TradingKey - In the world of technology and investing, Artificial Intelligence (AI) is all the rage right now. That’s been mainly down the remarkable demand for computing power required to process the large language models (LLMs).
One of the hottest sectors that has seen an immediate benefit to this AI revolution is semiconductors. Advanced Micro Devices Inc (NASDAQ: AMD), otherwise known as “AMD”, is seen as one of the big chip players that could benefit from the AI revolution given it’s the second-largest vendor of data centre graphics processing units (GPUs) that are critical to training LLMs.
The semiconductor designer had high expectations from the market heading into its Q3 2024 earnings release, with the company reporting its numbers on Tuesday (29 October) after the market closed.
Unfortunately for shareholders, AMD’s share price fell 7% in after-hours trading following the release. Here’s why that was the case.
Revenue in line but weak guidance for Q4 2024
AMD delivered revenue in Q3 2024 of US$6.82 billion, an increase of 18% year-on-year from the year-ago period. That was slightly ahead of the market’s expectations and was towards the higher end of the previously-guided range from AMD’s management.

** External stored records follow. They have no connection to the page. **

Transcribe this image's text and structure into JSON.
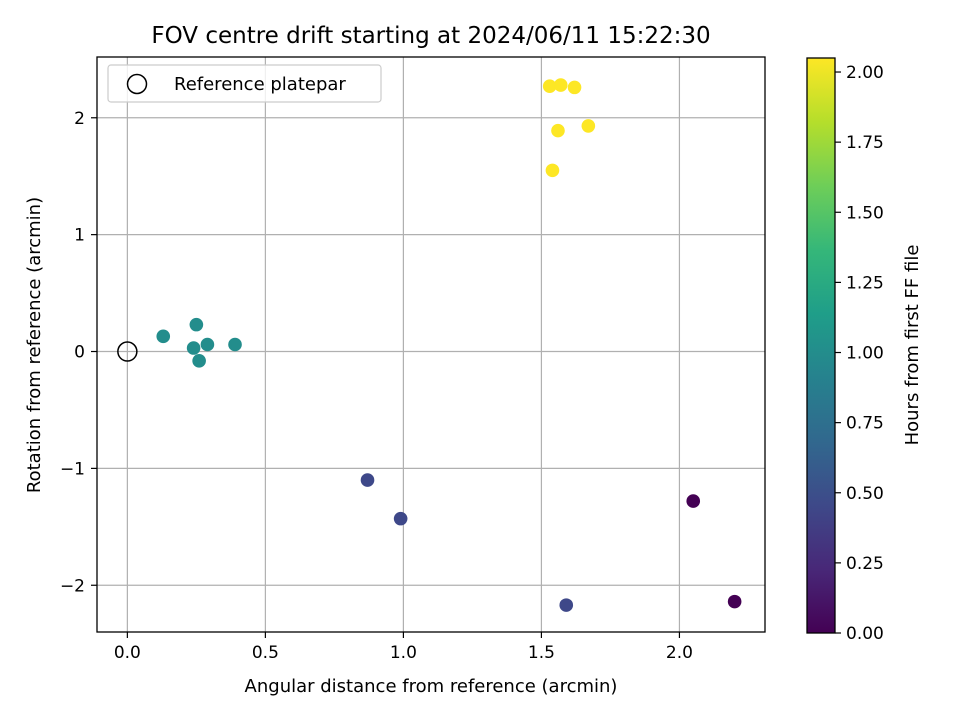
{
  "chart_data": {
    "type": "scatter",
    "title": "FOV centre drift starting at 2024/06/11 15:22:30",
    "xlabel": "Angular distance from reference (arcmin)",
    "ylabel": "Rotation from reference (arcmin)",
    "xlim": [
      -0.11,
      2.31
    ],
    "ylim": [
      -2.4,
      2.52
    ],
    "xticks": [
      0.0,
      0.5,
      1.0,
      1.5,
      2.0
    ],
    "xtick_labels": [
      "0.0",
      "0.5",
      "1.0",
      "1.5",
      "2.0"
    ],
    "yticks": [
      -2,
      -1,
      0,
      1,
      2
    ],
    "ytick_labels": [
      "−2",
      "−1",
      "0",
      "1",
      "2"
    ],
    "grid": true,
    "legend": {
      "location": "top-left",
      "entries": [
        {
          "label": "Reference platepar",
          "marker": "open-circle"
        }
      ]
    },
    "reference_point": {
      "x": 0.0,
      "y": 0.0
    },
    "colorbar": {
      "label": "Hours from first FF file",
      "colormap": "viridis",
      "range": [
        0.0,
        2.05
      ],
      "ticks": [
        0.0,
        0.25,
        0.5,
        0.75,
        1.0,
        1.25,
        1.5,
        1.75,
        2.0
      ],
      "tick_labels": [
        "0.00",
        "0.25",
        "0.50",
        "0.75",
        "1.00",
        "1.25",
        "1.50",
        "1.75",
        "2.00"
      ]
    },
    "points": [
      {
        "x": 2.05,
        "y": -1.28,
        "c": 0.0
      },
      {
        "x": 2.2,
        "y": -2.14,
        "c": 0.0
      },
      {
        "x": 0.87,
        "y": -1.1,
        "c": 0.45
      },
      {
        "x": 0.99,
        "y": -1.43,
        "c": 0.45
      },
      {
        "x": 1.59,
        "y": -2.17,
        "c": 0.45
      },
      {
        "x": 0.13,
        "y": 0.13,
        "c": 1.0
      },
      {
        "x": 0.25,
        "y": 0.23,
        "c": 1.0
      },
      {
        "x": 0.24,
        "y": 0.03,
        "c": 1.0
      },
      {
        "x": 0.29,
        "y": 0.06,
        "c": 1.0
      },
      {
        "x": 0.39,
        "y": 0.06,
        "c": 1.0
      },
      {
        "x": 0.26,
        "y": -0.08,
        "c": 1.0
      },
      {
        "x": 1.53,
        "y": 2.27,
        "c": 2.05
      },
      {
        "x": 1.57,
        "y": 2.28,
        "c": 2.05
      },
      {
        "x": 1.62,
        "y": 2.26,
        "c": 2.05
      },
      {
        "x": 1.56,
        "y": 1.89,
        "c": 2.05
      },
      {
        "x": 1.67,
        "y": 1.93,
        "c": 2.05
      },
      {
        "x": 1.54,
        "y": 1.55,
        "c": 2.05
      }
    ]
  }
}
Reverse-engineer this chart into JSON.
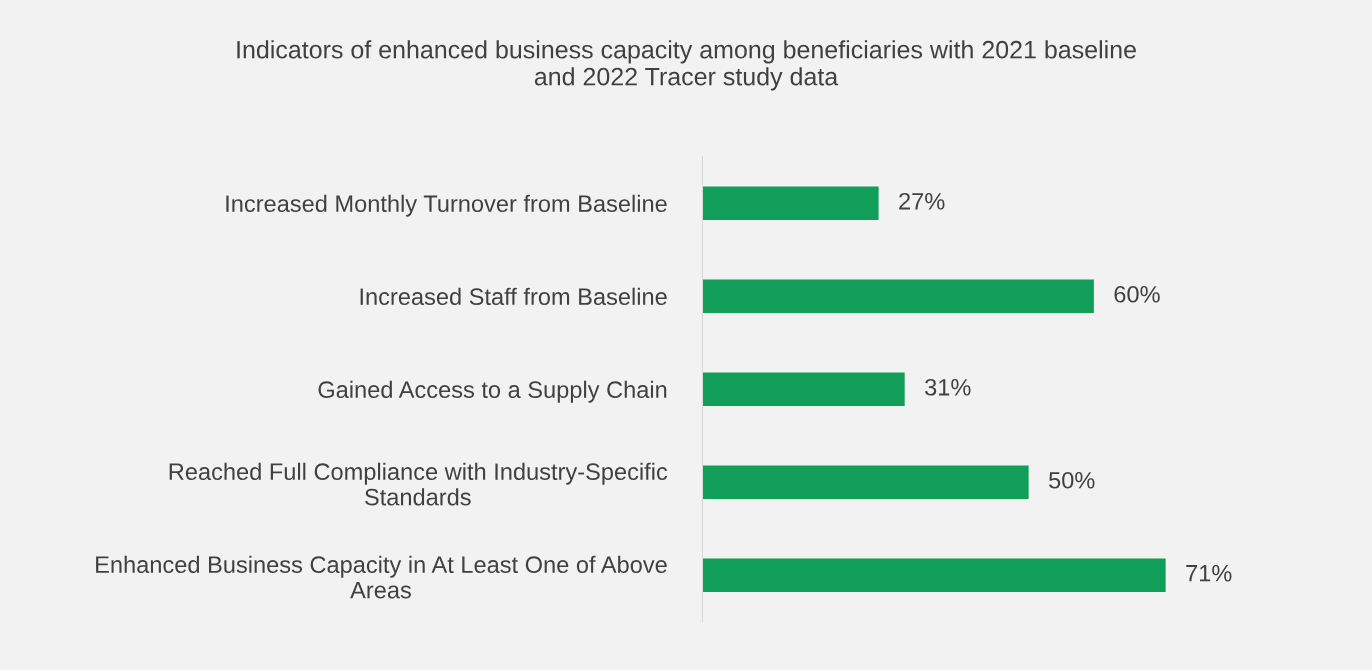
{
  "chart_data": {
    "type": "bar",
    "orientation": "horizontal",
    "title": "Indicators of enhanced business capacity among beneficiaries with 2021 baseline and 2022 Tracer study data",
    "categories": [
      "Increased Monthly Turnover from Baseline",
      "Increased Staff from Baseline",
      "Gained Access to a Supply Chain",
      "Reached Full Compliance with Industry-Specific Standards",
      "Enhanced Business Capacity in At Least One of Above Areas"
    ],
    "values": [
      27,
      60,
      31,
      50,
      71
    ],
    "value_labels": [
      "27%",
      "60%",
      "31%",
      "50%",
      "71%"
    ],
    "color": "#109e58",
    "grid": false,
    "legend": false,
    "tick_labels": "y"
  }
}
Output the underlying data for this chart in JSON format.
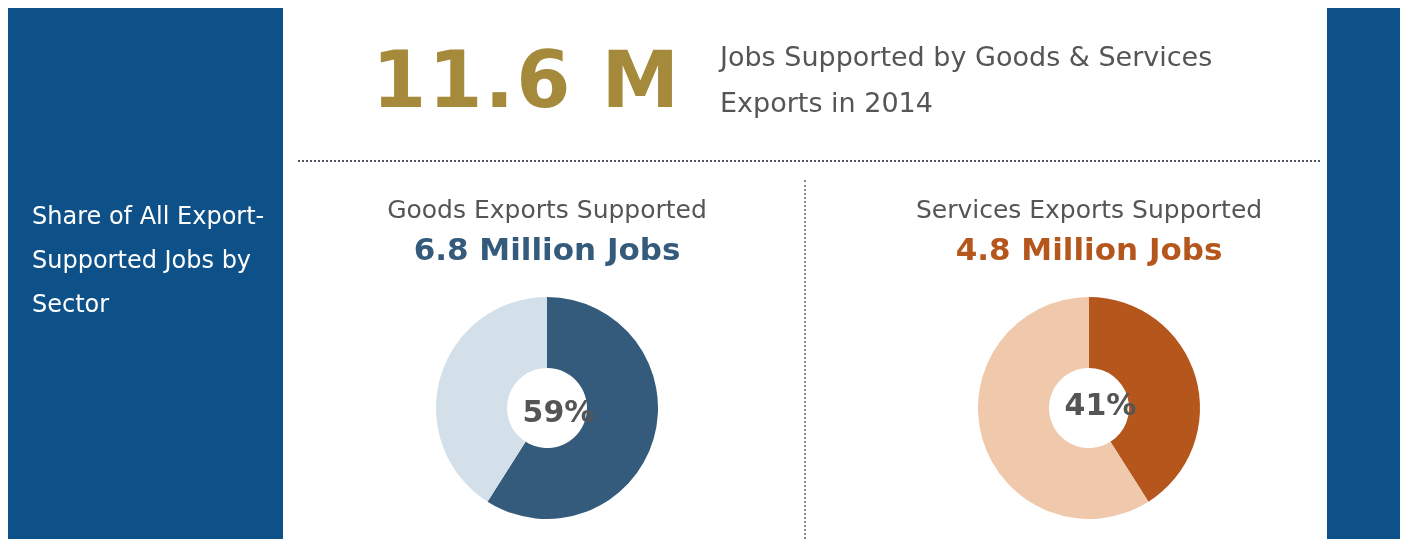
{
  "chart_data": [
    {
      "type": "other",
      "title": "11.6 M",
      "subtitle": "Jobs Supported by Goods & Services Exports in 2014",
      "annotations": [
        "Share of All Export-Supported Jobs by Sector"
      ]
    },
    {
      "type": "donut",
      "title": "Goods Exports Supported",
      "subtitle": "6.8 Million Jobs",
      "categories": [
        null,
        null
      ],
      "values": [
        59,
        41
      ],
      "colors": [
        "#345a7c",
        "#d3e0ea"
      ],
      "value_labels": [
        "59%",
        null
      ]
    },
    {
      "type": "donut",
      "title": "Services Exports Supported",
      "subtitle": "4.8 Million Jobs",
      "categories": [
        null,
        null
      ],
      "values": [
        41,
        59
      ],
      "colors": [
        "#b5561c",
        "#f0c9ad"
      ],
      "value_labels": [
        "41%",
        null
      ]
    }
  ]
}
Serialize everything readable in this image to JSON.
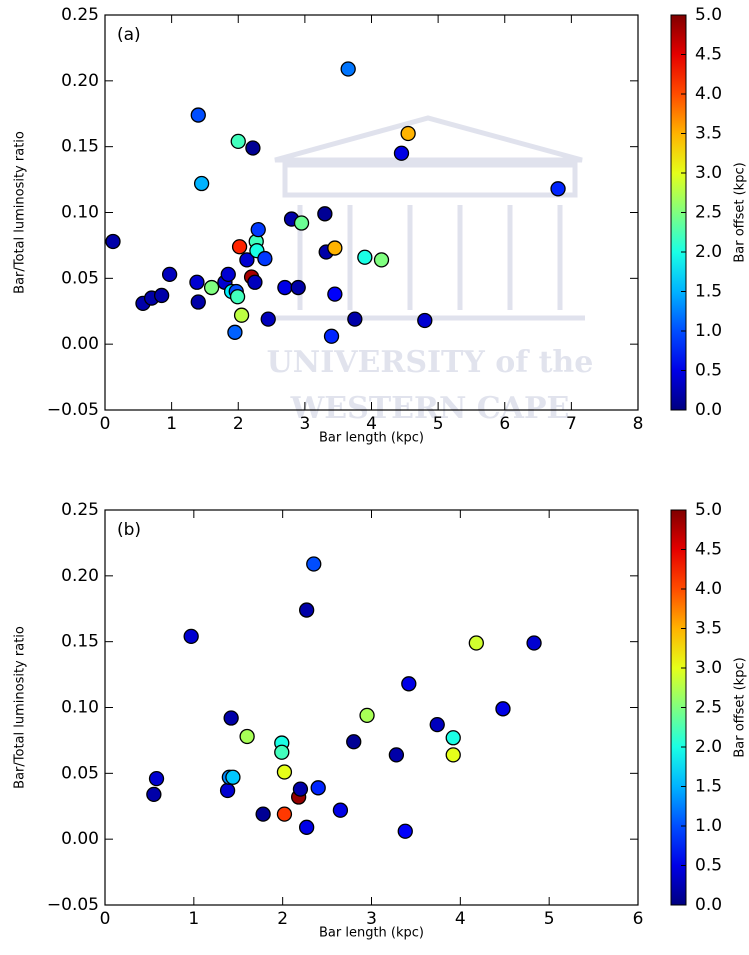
{
  "watermark": [
    "UNIVERSITY of the",
    "WESTERN CAPE"
  ],
  "chart_data": [
    {
      "type": "scatter",
      "annotation": "(a)",
      "x_label": "Bar length (kpc)",
      "y_label": "Bar/Total luminosity ratio",
      "x": [
        0.12,
        0.57,
        0.7,
        0.85,
        0.97,
        1.38,
        1.4,
        1.4,
        1.45,
        1.6,
        1.8,
        1.85,
        1.9,
        1.95,
        1.97,
        1.99,
        2.0,
        2.02,
        2.05,
        2.13,
        2.2,
        2.22,
        2.25,
        2.27,
        2.28,
        2.3,
        2.4,
        2.45,
        2.7,
        2.8,
        2.9,
        2.95,
        3.3,
        3.32,
        3.4,
        3.45,
        3.45,
        3.75,
        3.9,
        3.65,
        4.15,
        4.45,
        4.55,
        4.8,
        6.8
      ],
      "values": [
        0.078,
        0.031,
        0.035,
        0.037,
        0.053,
        0.047,
        0.032,
        0.174,
        0.122,
        0.043,
        0.047,
        0.053,
        0.04,
        0.009,
        0.04,
        0.036,
        0.154,
        0.074,
        0.022,
        0.064,
        0.051,
        0.149,
        0.047,
        0.078,
        0.071,
        0.087,
        0.065,
        0.019,
        0.043,
        0.095,
        0.043,
        0.092,
        0.099,
        0.07,
        0.006,
        0.073,
        0.038,
        0.019,
        0.066,
        0.209,
        0.064,
        0.145,
        0.16,
        0.018,
        0.118
      ],
      "color_values": [
        0.2,
        0.2,
        0.2,
        0.2,
        0.3,
        0.4,
        0.2,
        1.0,
        1.5,
        2.5,
        0.4,
        0.4,
        1.8,
        1.1,
        1.0,
        2.2,
        2.2,
        4.2,
        2.8,
        0.4,
        4.8,
        0.1,
        0.3,
        2.2,
        2.0,
        0.9,
        0.9,
        0.3,
        0.5,
        0.2,
        0.2,
        2.4,
        0.1,
        0.2,
        0.8,
        3.5,
        0.6,
        0.2,
        2.0,
        1.2,
        2.5,
        0.5,
        3.5,
        0.4,
        0.8
      ],
      "colormap": "jet",
      "xlim": [
        0,
        8
      ],
      "xticks": [
        0,
        1,
        2,
        3,
        4,
        5,
        6,
        7,
        8
      ],
      "ylim": [
        -0.05,
        0.25
      ],
      "yticks": [
        {
          "value": -0.05,
          "label": "−0.05"
        },
        {
          "value": 0,
          "label": "0.00"
        },
        0.05,
        {
          "value": 0.1,
          "label": "0.10"
        },
        0.15,
        {
          "value": 0.2,
          "label": "0.20"
        },
        0.25
      ],
      "colorbar": {
        "label": "Bar offset (kpc)",
        "lim": [
          0,
          5
        ],
        "ticks": [
          {
            "value": 0,
            "label": "0.0"
          },
          0.5,
          {
            "value": 1,
            "label": "1.0"
          },
          1.5,
          {
            "value": 2,
            "label": "2.0"
          },
          2.5,
          {
            "value": 3,
            "label": "3.0"
          },
          3.5,
          {
            "value": 4,
            "label": "4.0"
          },
          4.5,
          {
            "value": 5,
            "label": "5.0"
          }
        ]
      }
    },
    {
      "type": "scatter",
      "annotation": "(b)",
      "x_label": "Bar length (kpc)",
      "y_label": "Bar/Total luminosity ratio",
      "x": [
        0.55,
        0.58,
        0.97,
        1.38,
        1.4,
        1.42,
        1.44,
        1.6,
        1.78,
        1.99,
        1.99,
        2.02,
        2.02,
        2.18,
        2.2,
        2.27,
        2.27,
        2.35,
        2.4,
        2.65,
        2.8,
        2.95,
        3.28,
        3.38,
        3.42,
        3.74,
        3.92,
        3.92,
        4.18,
        4.48,
        4.83
      ],
      "values": [
        0.034,
        0.046,
        0.154,
        0.037,
        0.047,
        0.092,
        0.047,
        0.078,
        0.019,
        0.073,
        0.066,
        0.051,
        0.019,
        0.032,
        0.038,
        0.009,
        0.174,
        0.209,
        0.039,
        0.022,
        0.074,
        0.094,
        0.064,
        0.006,
        0.118,
        0.087,
        0.077,
        0.064,
        0.149,
        0.099,
        0.149
      ],
      "color_values": [
        0.2,
        0.4,
        0.4,
        0.4,
        1.3,
        0.2,
        1.6,
        2.7,
        0.1,
        2.0,
        2.2,
        3.0,
        4.1,
        4.9,
        0.2,
        0.5,
        0.2,
        1.0,
        0.8,
        0.5,
        0.1,
        2.7,
        0.2,
        0.6,
        0.5,
        0.3,
        2.0,
        3.0,
        2.9,
        0.5,
        0.4
      ],
      "colormap": "jet",
      "xlim": [
        0,
        6
      ],
      "xticks": [
        0,
        1,
        2,
        3,
        4,
        5,
        6
      ],
      "ylim": [
        -0.05,
        0.25
      ],
      "yticks": [
        {
          "value": -0.05,
          "label": "−0.05"
        },
        {
          "value": 0,
          "label": "0.00"
        },
        0.05,
        {
          "value": 0.1,
          "label": "0.10"
        },
        0.15,
        {
          "value": 0.2,
          "label": "0.20"
        },
        0.25
      ],
      "colorbar": {
        "label": "Bar offset (kpc)",
        "lim": [
          0,
          5
        ],
        "ticks": [
          {
            "value": 0,
            "label": "0.0"
          },
          0.5,
          {
            "value": 1,
            "label": "1.0"
          },
          1.5,
          {
            "value": 2,
            "label": "2.0"
          },
          2.5,
          {
            "value": 3,
            "label": "3.0"
          },
          3.5,
          {
            "value": 4,
            "label": "4.0"
          },
          4.5,
          {
            "value": 5,
            "label": "5.0"
          }
        ]
      }
    }
  ]
}
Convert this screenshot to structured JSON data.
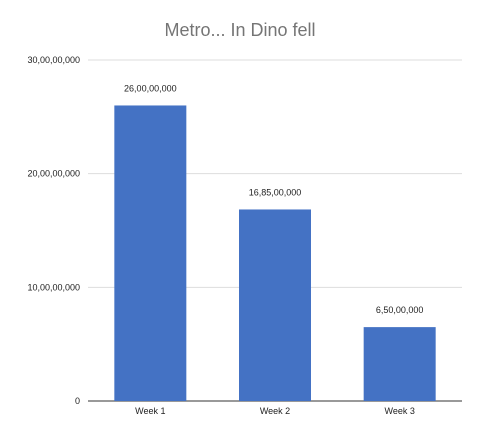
{
  "chart_data": {
    "type": "bar",
    "title": "Metro... In Dino fell",
    "categories": [
      "Week 1",
      "Week 2",
      "Week 3"
    ],
    "values": [
      260000000,
      168500000,
      65000000
    ],
    "data_labels": [
      "26,00,00,000",
      "16,85,00,000",
      "6,50,00,000"
    ],
    "ylim": [
      0,
      300000000
    ],
    "yticks": [
      0,
      100000000,
      200000000,
      300000000
    ],
    "ytick_labels": [
      "0",
      "10,00,00,000",
      "20,00,00,000",
      "30,00,00,000"
    ],
    "grid": true,
    "legend": "none",
    "bar_color": "#4472C4",
    "grid_color": "#DDDDDD",
    "xlabel": "",
    "ylabel": ""
  }
}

However, what caused the market’s disappointment was relatively tepid guidance for Q4 2024 revenue from management. AMD said it expects to post Q4 2024 revenue of around US$7.5 billion and this would represent a 22% year-on-year increase.
That projected growth was less than what the market was hoping for given the high expectations surrounding AMD’s AI-related business lines.
During the earnings call, CEO Lisa Su said that customer and partner interest for its new AI chip (MI235X) was high and that production shiopments were planned to start in the current quarter. AMD also stated that it expects US$5 billion in AI chip sales for 2024, up from its previous full-year forecast of US$4.5 billion.
Data centre revenue growth still strong
AMD’s data centre segment posted record revenue for Q3 2024, notching up US$3.5 billion in sales – a 122% year-on-year increase from the same quarter in 2023. It was also a 25% quarter-on-quarter rise from the data centre revenue AMD recorded in Q2 2024.
The company said this growth was driven primarily by the strong ramp up in its AMD Instinct GPU shipments and growth in its AMD EPYC CPU sales.
In AMD’s client segment, which includes its PC-related chips, the company saw revenue of US$1.9 billion for Q3 2024 – up 29% year-on-year and up 26% quarter-om-quarter. AMD revealed that it has partnered with Microsoft Corporation (NASDAQ: MSFT) and that AMD CPU-powered AI PCs will have Copilot+ enabled on them, with planned free upgrades due to start in November 2024.
Weaker sales in other business segments
The shine was taken off AMD’s data centre and client segments by weak performance in its gaming segment, which saw revenue fall 69% year-on-year to US$462 million in Q3 2024. That was down to a decrease in “semi-custom revenue” that includes custom chips for big game consoles like the PlayStation 5.
Meanwhile, revenue from AMD’s embedded segment – that includes less advanced and expensive chips for industry and other applications – fell 25% year-on-year to US$927 million as customers normalised their inventory levels, although quarter-on-quarter revenue was up 8% as demand improved in several of its end markets.
Investors will likely have to hear more positive developments from AMD on demand for chips in its data centre and client segments for the share price to climb further in the coming quarters. That’s because its year-to-date gain of around 20% (pre-results) is still far behind Nvidia Corp’s (NASDAQ: NVDA) 193% rise during the same period.